Sunday, June 30, 2013

Arrival

Ulla napping in the Parc de Bruxelles during our layover

I arrived in Latvia last Tuesday. Ulla and I flew from Newark to Brussels with Jet Airways (an Indian airline: vegetarian curry & naan for inflight meal, wide selection of Bollywood movies available, courteous flight attendants), somnambulated our way through a 12-hour layover there, and then took AirBaltic (Latvian flag carrier), arriving at Riga’s tiny airport sometime around midnight. We had champagne with Ulla’s mother and her husband, a Frenchman named Herve, until around 2am, still very tired

Ulla's friends welcomed us at the airport with these balloons

I felt a little nervous boarding the plane in Brussels. Everyone else on the flight was speaking Latvian, which is completely bereft of cognates or any familiar elements, and it gave me the feeling of travelling somewhere unheard of, to the back of beyond.
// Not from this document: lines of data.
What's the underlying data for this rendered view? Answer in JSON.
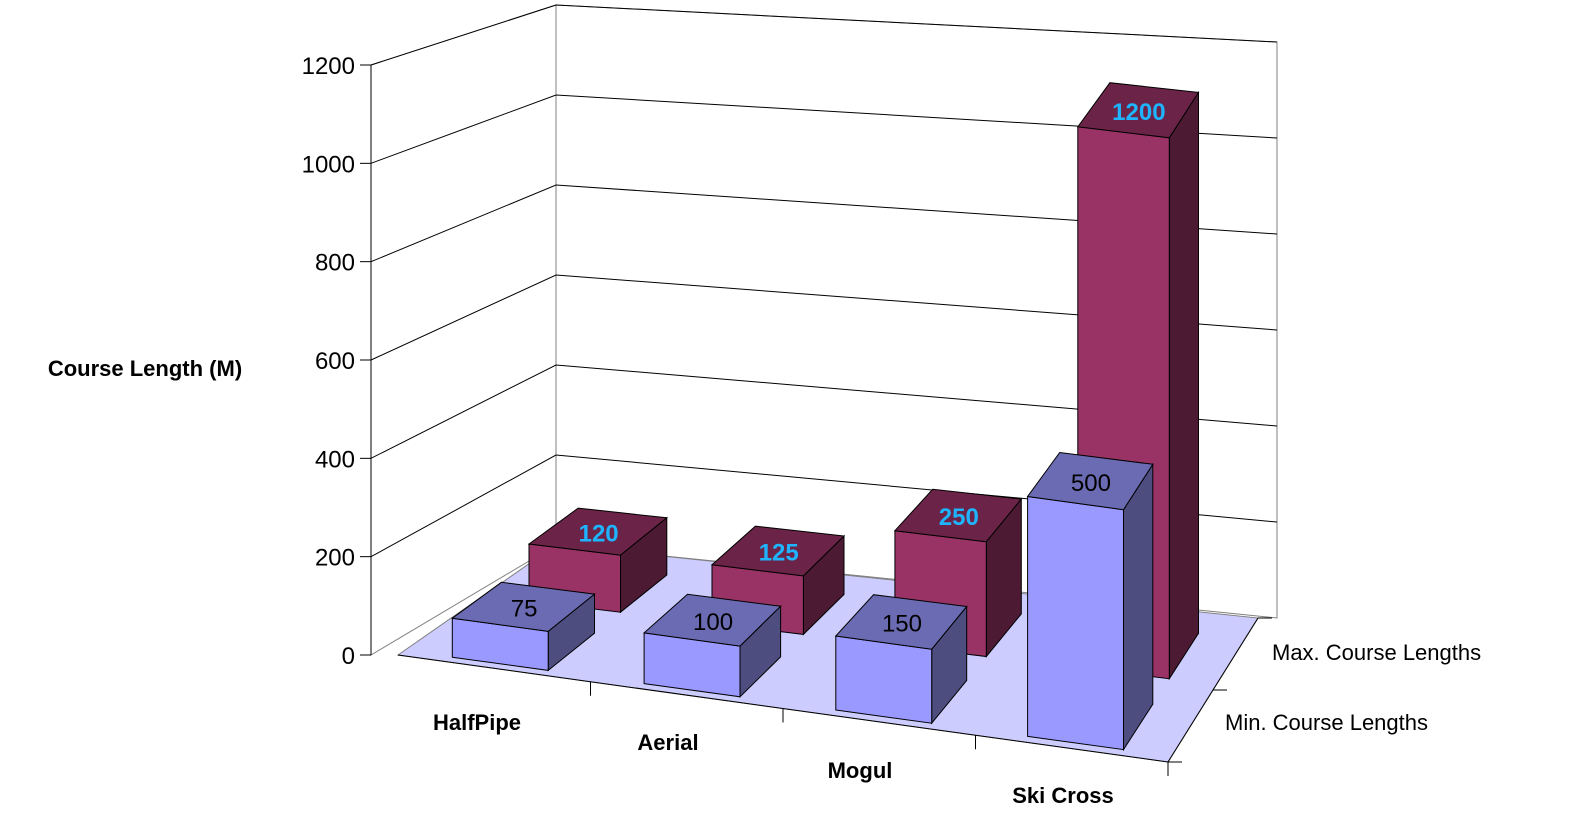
{
  "chart_data": {
    "type": "bar",
    "style": "3d-clustered-column",
    "ylabel": "Course Length (M)",
    "ylim": [
      0,
      1200
    ],
    "yticks": [
      0,
      200,
      400,
      600,
      800,
      1000,
      1200
    ],
    "categories": [
      "HalfPipe",
      "Aerial",
      "Mogul",
      "Ski Cross"
    ],
    "series": [
      {
        "name": "Min. Course Lengths",
        "values": [
          75,
          100,
          150,
          500
        ],
        "color": "#9999ff"
      },
      {
        "name": "Max. Course Lengths",
        "values": [
          120,
          125,
          250,
          1200
        ],
        "color": "#993366"
      }
    ],
    "grid": true,
    "floor_color": "#ccccff",
    "value_label_color_max": "#1eb4ff"
  }
}
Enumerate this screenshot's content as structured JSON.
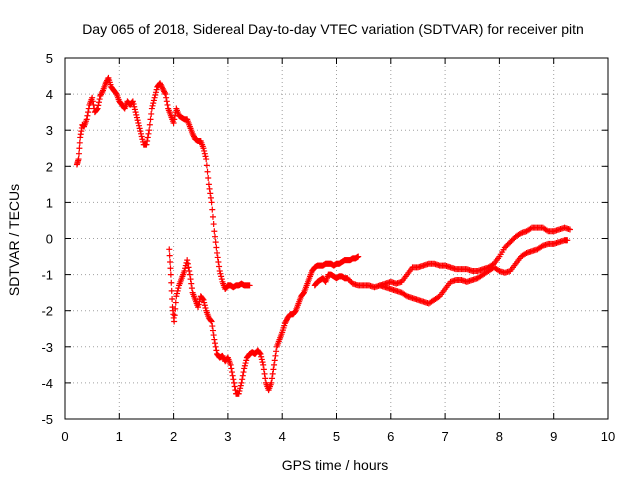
{
  "chart_data": {
    "type": "scatter",
    "title": "Day 065 of 2018, Sidereal Day-to-day VTEC variation (SDTVAR) for receiver pitn",
    "xlabel": "GPS time / hours",
    "ylabel": "SDTVAR / TECUs",
    "xlim": [
      0,
      10
    ],
    "ylim": [
      -5,
      5
    ],
    "xticks": [
      "0",
      "1",
      "2",
      "3",
      "4",
      "5",
      "6",
      "7",
      "8",
      "9",
      "10"
    ],
    "yticks": [
      "-5",
      "-4",
      "-3",
      "-2",
      "-1",
      "0",
      "1",
      "2",
      "3",
      "4",
      "5"
    ],
    "grid": true,
    "marker": "+",
    "color": "#ff0000",
    "series": [
      {
        "x": [
          0.22,
          0.25,
          0.28,
          0.32,
          0.35,
          0.4,
          0.45,
          0.5,
          0.55,
          0.6,
          0.65,
          0.7,
          0.75,
          0.8,
          0.85,
          0.9,
          0.95,
          1.0,
          1.05,
          1.1,
          1.15,
          1.2,
          1.25,
          1.3,
          1.35,
          1.4,
          1.45,
          1.5,
          1.55,
          1.6,
          1.65,
          1.7,
          1.75,
          1.8,
          1.85,
          1.9,
          1.95,
          2.0,
          2.05,
          2.1,
          2.15,
          2.2,
          2.25,
          2.3,
          2.35,
          2.4,
          2.45,
          2.5,
          2.55,
          2.6,
          2.65,
          2.7,
          2.75,
          2.8,
          2.85,
          2.9,
          2.95,
          3.0,
          3.05,
          3.1,
          3.15,
          3.2,
          3.25,
          3.3,
          3.35,
          3.4
        ],
        "y": [
          2.05,
          2.2,
          2.8,
          3.15,
          3.1,
          3.3,
          3.7,
          3.9,
          3.5,
          3.6,
          3.95,
          4.1,
          4.3,
          4.45,
          4.2,
          4.1,
          4.0,
          3.8,
          3.7,
          3.6,
          3.8,
          3.7,
          3.8,
          3.5,
          3.2,
          2.9,
          2.6,
          2.6,
          3.0,
          3.6,
          3.9,
          4.2,
          4.3,
          4.15,
          4.0,
          3.6,
          3.4,
          3.2,
          3.6,
          3.4,
          3.35,
          3.3,
          3.3,
          3.1,
          2.9,
          2.75,
          2.7,
          2.7,
          2.5,
          2.2,
          1.5,
          1.0,
          0.2,
          -0.4,
          -0.9,
          -1.2,
          -1.4,
          -1.3,
          -1.3,
          -1.35,
          -1.3,
          -1.3,
          -1.25,
          -1.3,
          -1.3,
          -1.3
        ]
      },
      {
        "x": [
          1.92,
          1.95,
          1.98,
          2.01,
          2.05,
          2.1,
          2.15,
          2.2,
          2.25,
          2.3,
          2.35,
          2.4,
          2.45,
          2.5,
          2.55,
          2.6,
          2.65,
          2.7,
          2.75,
          2.8,
          2.85,
          2.9,
          2.95,
          3.0,
          3.05,
          3.1,
          3.15,
          3.2,
          3.25,
          3.3,
          3.35,
          3.4,
          3.45,
          3.5,
          3.55,
          3.6,
          3.65,
          3.7,
          3.75,
          3.8,
          3.85,
          3.9,
          3.95,
          4.0,
          4.05,
          4.1,
          4.15,
          4.2,
          4.25,
          4.3,
          4.35,
          4.4,
          4.45,
          4.5,
          4.55,
          4.6,
          4.65,
          4.7,
          4.75,
          4.8,
          4.85,
          4.9,
          4.95,
          5.0,
          5.05,
          5.1,
          5.15,
          5.2,
          5.25,
          5.3,
          5.35,
          5.4
        ],
        "y": [
          -0.3,
          -1.0,
          -1.9,
          -2.3,
          -1.6,
          -1.3,
          -1.1,
          -0.9,
          -0.6,
          -1.0,
          -1.5,
          -1.7,
          -1.9,
          -1.6,
          -1.7,
          -2.0,
          -2.2,
          -2.3,
          -2.8,
          -3.2,
          -3.3,
          -3.25,
          -3.4,
          -3.3,
          -3.5,
          -3.9,
          -4.3,
          -4.3,
          -4.0,
          -3.6,
          -3.3,
          -3.2,
          -3.15,
          -3.2,
          -3.1,
          -3.2,
          -3.5,
          -4.0,
          -4.2,
          -4.0,
          -3.5,
          -3.0,
          -2.8,
          -2.6,
          -2.35,
          -2.2,
          -2.1,
          -2.1,
          -2.0,
          -1.8,
          -1.6,
          -1.5,
          -1.3,
          -1.1,
          -0.9,
          -0.8,
          -0.75,
          -0.75,
          -0.75,
          -0.7,
          -0.7,
          -0.7,
          -0.75,
          -0.7,
          -0.7,
          -0.65,
          -0.6,
          -0.6,
          -0.6,
          -0.55,
          -0.55,
          -0.5
        ]
      },
      {
        "x": [
          4.6,
          4.65,
          4.7,
          4.75,
          4.8,
          4.85,
          4.9,
          4.95,
          5.0,
          5.05,
          5.1,
          5.15,
          5.2,
          5.3,
          5.4,
          5.5,
          5.6,
          5.7,
          5.8,
          5.9,
          6.0,
          6.1,
          6.2,
          6.3,
          6.4,
          6.5,
          6.6,
          6.7,
          6.8,
          6.9,
          7.0,
          7.1,
          7.2,
          7.3,
          7.4,
          7.5,
          7.6,
          7.7,
          7.8,
          7.9,
          8.0,
          8.1,
          8.2,
          8.3,
          8.4,
          8.5,
          8.6,
          8.7,
          8.8,
          8.9,
          9.0,
          9.1,
          9.2,
          9.3
        ],
        "y": [
          -1.3,
          -1.2,
          -1.15,
          -1.1,
          -1.2,
          -1.0,
          -1.0,
          -1.05,
          -1.1,
          -1.05,
          -1.05,
          -1.1,
          -1.1,
          -1.25,
          -1.3,
          -1.3,
          -1.3,
          -1.35,
          -1.3,
          -1.25,
          -1.2,
          -1.25,
          -1.2,
          -1.0,
          -0.8,
          -0.8,
          -0.75,
          -0.7,
          -0.7,
          -0.75,
          -0.75,
          -0.8,
          -0.85,
          -0.85,
          -0.85,
          -0.9,
          -0.9,
          -0.85,
          -0.8,
          -0.7,
          -0.5,
          -0.25,
          -0.1,
          0.05,
          0.15,
          0.2,
          0.3,
          0.3,
          0.3,
          0.2,
          0.2,
          0.25,
          0.3,
          0.25
        ]
      },
      {
        "x": [
          5.8,
          5.9,
          6.0,
          6.1,
          6.2,
          6.3,
          6.4,
          6.5,
          6.6,
          6.7,
          6.8,
          6.9,
          7.0,
          7.1,
          7.2,
          7.3,
          7.4,
          7.5,
          7.6,
          7.7,
          7.8,
          7.9,
          8.0,
          8.1,
          8.2,
          8.3,
          8.4,
          8.5,
          8.6,
          8.7,
          8.8,
          8.9,
          9.0,
          9.1,
          9.2,
          9.25
        ],
        "y": [
          -1.3,
          -1.35,
          -1.4,
          -1.45,
          -1.5,
          -1.6,
          -1.65,
          -1.7,
          -1.75,
          -1.8,
          -1.7,
          -1.6,
          -1.4,
          -1.2,
          -1.15,
          -1.15,
          -1.2,
          -1.15,
          -1.1,
          -1.0,
          -0.9,
          -0.8,
          -0.9,
          -0.95,
          -0.9,
          -0.7,
          -0.5,
          -0.4,
          -0.35,
          -0.3,
          -0.2,
          -0.15,
          -0.15,
          -0.1,
          -0.05,
          -0.05
        ]
      }
    ]
  }
}
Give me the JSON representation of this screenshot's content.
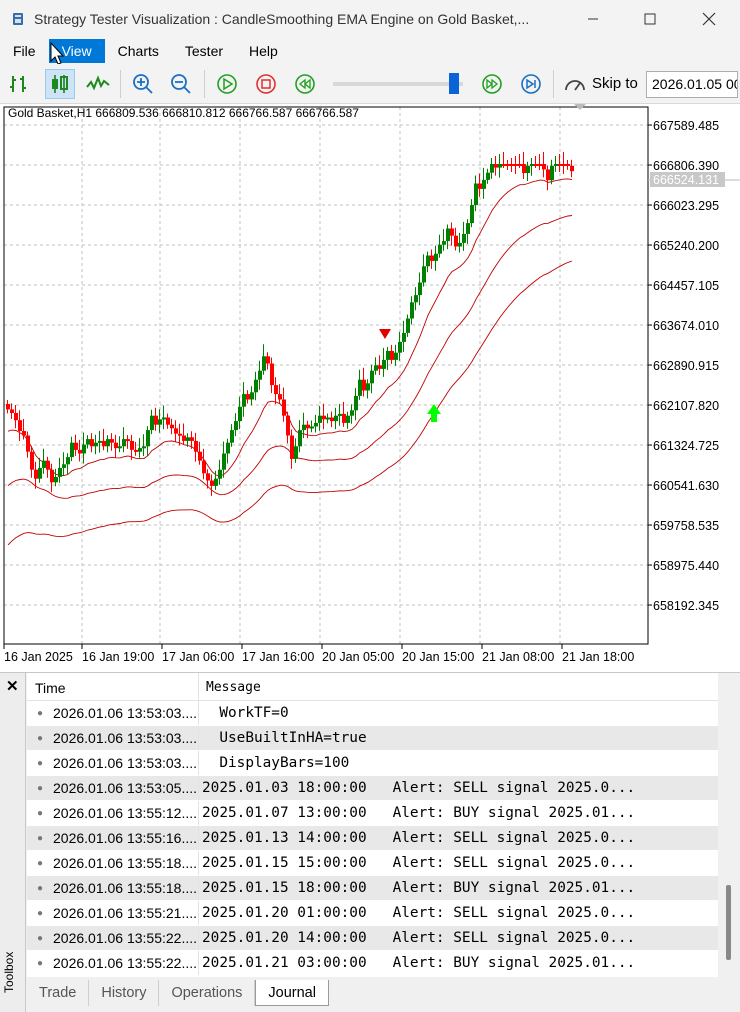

Actually there was one black lady from the U.S. on the flight, but it turned out she was heading to Riga for an international convention of Jehovah’s Witnesses. Mid-flight, I could still see by the late-night sun the flatness of the coastline below, and by the time we approached Riga, it was dark and there didn't seem to be any lights below the plane in the place where Ulla said Jurmala was.

Ulla’s mother, Dagmara, explained on the first of several driving tours that neighborhoods in Latvia do not generally contain only people of the same or similar class and/or income level, as in the United States. That is, you find big nouveau riche houses with columns and fountains next door to lots holding farmhouses with maybe a tumbledown shed. The neighborhood of Jurmala where I’m staying, Vaivari, has unpaved roads running perpendicular to the beach (parallel are paved). During the summer’s day, old women quietly tend vegetable patches in many yards. Every house has a fence or wall surrounding its property, which Ulla says is in lieu of and much  preferable to the  American-style gun-owning way, and many of these fences have a small placard with the image of a Doberman head, bearing  the words “Nikns Suns” or “vicious/angry dog.” There’s a dog-training school next door to the house where I'm living (Herve has dubbed the house “domicile amour”) where many of these nikns dogs come on Saturday mornings.  The domicile’s back yard backs up to some train tracks, where the Pasažieru Vilciens, the commuter train running through Jurmala to Riga Central Station passes several times an hour until after midnight. As a kid travelling often by train in Europe with my family, often with my face pressed against the window, I recall thinking & wondering a lot about the lives of the people whose houses and yards lined the tracks in places I'd never stop. It’s exciting now to be on the other side of this equation, watching from a balcony the people in the illuminated train car go by at night.

Vaivari Station 
Forest sauvage


The house from across the tracks
A common sight: the train passing by the backyard

Jurmala is essentially Riga’s beach. Long, narrow, like a sausage hugging the coast, it’s about 25 km from Riga. Jurmala means something akin to “seaside” in Latvian; it’s famed for its distinctive colorful wooden building style, which to me looks sort of Victorian with more color and a Scandinavian-Russian hybrid sensibility. The town is plenty popular with Russian tourists, and in Majori, the central district, Russian is the primary language heard on the streets. In years past, Brezhnev & Khruschchev were among these tourists. 

Beach at Majori

Jomas iela - Majori's main drag


The names of the string of formerly separate fishing villages which comprise modern Jurmala are preserved in the train station names along the Riga route; names sounding vaguely like star clusters in some pop science fiction galaxy: Asari, Bulduri, Dubulti, Dzintari, etc. One of the most striking things is how little developed the beach is. Popular spas, hotels and restaurants in Majori are two or three blocks off the beach, and there are few high-rises. There is a beautiful strip of mossy coastal forest covering the dunes before the beach, with trails for walking, running, and Nordic skiing in the winter. The water is quite warm, and stays shallow for quite a long ways out. You can walk between submerged sand bars til very far out, and the underwater sand is finely ridged like the roof of a mouth. Between the fairy tale architecture, the dark & light forests, the long, bright beach, the daylight persisting until 10 or 11 o'clock, and the spirit of the local Latvians & tourist Russians celebrating their short summer to the max, Jurmala (in summer at least) is a "magic" place not quite like anywhere I've been before. 





On my first solitary walk around the neighborhood I stumbled across and photographed Ulla's grandmother's house without realizing what I was looking at (it turns out her grandmother lives two houses down, and her father just a couple streets on the other side of the tracks). Apparently the wall, and the house itself, is a local curiosity and known around the neighborhood as "the artist's house" (Ulla's grandparents were  artists). The house is verging on dilapidated, but has some nice stained glass windows.


In the next post, I'm sure I'll talk about Ligo/Jani, the Latvian midsummer solstice celebration, about mosquitoes, white nights, the food, and Riga. 



The wall of Ulla's grandmother's house - she built this!